Indonesian plane with 54 on board missing
The Trigana Air Service plane is at least the third aircraft to go missing in Asia in the the past 18 months.
An Indonesian passenger plane carrying 54 people has lost contact during a flight in the eastern-most province of Papua, the country’s search and research agency said.
An aircraft with 54 people on board crashed in Indonesia’s remote and mountainous region of Papua on Sunday, a government official said, the latest in a string of aviation disasters in the Southeast Asian nation.
The missing plane was seen crashing by villagers in the Okpabe ditrict of Papau.
According to the aircraft’s flight manifest, Capt.Hasanudin’s crew comprised co-pilot Aryadin, mechanic officer Mario and female flight attendants, Ika and Dita. Five children, including three infants, were among the passengers.
Officials suspect that crash was caused by bad weather.
A military transport plane crashed in a residential area of Medan, Sumatra in July, killing more than 140 people including several on the ground.
“It’s mountainous, very remote and the airfield runways are sometimes on the side of a hill, so it is not really an area for the faint-hearted to fly”, aviation analyst Gerry Soejatman told The Guardian.
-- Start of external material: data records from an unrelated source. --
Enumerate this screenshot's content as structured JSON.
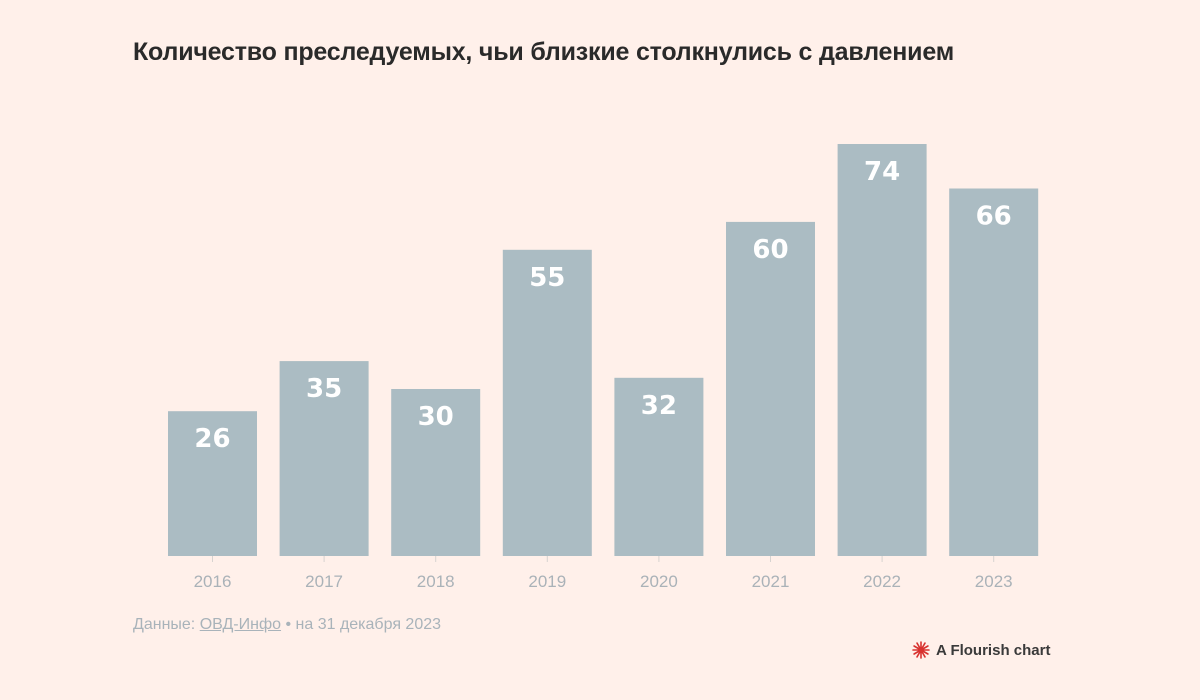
{
  "chart_data": {
    "type": "bar",
    "title": "Количество преследуемых, чьи близкие столкнулись с давлением",
    "categories": [
      "2016",
      "2017",
      "2018",
      "2019",
      "2020",
      "2021",
      "2022",
      "2023"
    ],
    "values": [
      26,
      35,
      30,
      55,
      32,
      60,
      74,
      66
    ],
    "data_labels": [
      "26",
      "35",
      "30",
      "55",
      "32",
      "60",
      "74",
      "66"
    ],
    "ylim": [
      0,
      74
    ],
    "grid": false,
    "legend": "none",
    "xlabel": "",
    "ylabel": "",
    "colors": {
      "bar": "#abbcc3",
      "background": "#fff0ea",
      "bar_label": "#ffffff",
      "tick_label": "#aab2b8"
    }
  },
  "footer": {
    "source_prefix": "Данные: ",
    "source_link": "ОВД-Инфо",
    "source_suffix": " • на 31 декабря 2023",
    "credit": "A Flourish chart",
    "credit_icon": "flourish-logo-icon",
    "credit_icon_color": "#d8322f"
  }
}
The agency tweeted: “Because it was night & visibility is limited we suspend search Trigana Air and we continue the search tomorrow morning”.
Meanwhile, some reports cite villagers in the Papua region as having reported a crash.
Transport ministry spokesman JA Barata confirmed the plane had lost contact.
According to figures from the Aviation Safety Network, 14 serious incidents have occurred on Trigana airplanes since the airline began operating in 1991, including the loss of 10 airlines.
The airline is on a blacklist of carriers banned from European Union airspace. Officials said the weather was clear when the plane took off in Jayapura.
That tragedy spurred Indonesia to impose new regulations aimed at improving safety.